With this post and some other posts about web usability and web metrics I take a different approach. Instead of going straight to the point and talking about web metrics and web usability, I chose a lengthier but more unexpected route — telling story for a change. Hopefully, you find it useful and interesting to read.
Sorry to hear that your website has tons of traffic!
A web designer guaranteed his client “I’ll optimize your website so that in the next couple of months you’ll get tons of traffic to your online store!” A couple of months later, the client came back to see her designer and requested “Could you… somehow de-optimize the site so that it gets less traffic?” “Huh????”
This is a… fictitious story, but it does have some truth in terms of web traffic. High website traffic is usually a good sign; it shows that your web content and coding have been effectively optimized for search engines to some degree.

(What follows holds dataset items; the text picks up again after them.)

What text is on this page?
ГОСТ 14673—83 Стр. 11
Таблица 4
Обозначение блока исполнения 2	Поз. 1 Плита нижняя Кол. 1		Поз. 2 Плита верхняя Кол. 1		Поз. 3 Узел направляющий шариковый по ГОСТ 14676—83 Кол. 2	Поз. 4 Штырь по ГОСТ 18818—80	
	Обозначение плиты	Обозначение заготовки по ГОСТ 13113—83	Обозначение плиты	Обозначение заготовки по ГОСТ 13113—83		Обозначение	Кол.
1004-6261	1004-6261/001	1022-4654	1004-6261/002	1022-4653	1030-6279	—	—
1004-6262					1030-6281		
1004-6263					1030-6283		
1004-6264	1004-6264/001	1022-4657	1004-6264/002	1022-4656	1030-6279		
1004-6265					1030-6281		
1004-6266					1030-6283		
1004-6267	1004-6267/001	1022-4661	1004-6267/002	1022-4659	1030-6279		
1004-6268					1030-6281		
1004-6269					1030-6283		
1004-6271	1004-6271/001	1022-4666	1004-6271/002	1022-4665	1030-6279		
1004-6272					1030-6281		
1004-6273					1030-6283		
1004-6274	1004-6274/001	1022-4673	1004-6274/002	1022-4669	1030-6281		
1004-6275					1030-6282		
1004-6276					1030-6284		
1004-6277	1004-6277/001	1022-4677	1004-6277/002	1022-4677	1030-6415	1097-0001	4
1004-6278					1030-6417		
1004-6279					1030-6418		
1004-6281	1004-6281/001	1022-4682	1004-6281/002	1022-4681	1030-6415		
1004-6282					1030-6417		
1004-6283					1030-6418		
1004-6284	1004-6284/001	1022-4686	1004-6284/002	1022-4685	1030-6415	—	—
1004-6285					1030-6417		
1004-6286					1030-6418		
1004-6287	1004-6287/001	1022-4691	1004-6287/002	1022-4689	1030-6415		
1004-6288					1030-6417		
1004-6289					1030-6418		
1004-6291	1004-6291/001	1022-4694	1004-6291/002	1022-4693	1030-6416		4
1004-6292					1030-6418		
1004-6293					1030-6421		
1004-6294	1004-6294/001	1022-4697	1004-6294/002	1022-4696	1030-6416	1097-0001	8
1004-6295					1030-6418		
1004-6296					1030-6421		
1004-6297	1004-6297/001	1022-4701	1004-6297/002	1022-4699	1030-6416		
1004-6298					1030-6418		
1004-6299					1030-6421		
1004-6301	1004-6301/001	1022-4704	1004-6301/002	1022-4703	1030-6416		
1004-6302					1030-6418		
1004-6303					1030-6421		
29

High traffic is good but not sufficient; what you really need is a lot of QUALIFIED traffic. The type of web traffic that well represents your target audience and will likely to buy your products/services from your website.
Just imagine instead of an online store, you own a brick-and-mortar store. You don’t just want to see your store packed with PEOPLE; you want it packed with CUSTOMERS.
More people/traffic visiting your store/your website means that more of your resources [time and labor in case of brick-and-mortar store, or bandwidth and server response time in case of online store] are being used. If you can’t get any income from those traffic for a long time, it’s just the matter of time that your business will be over.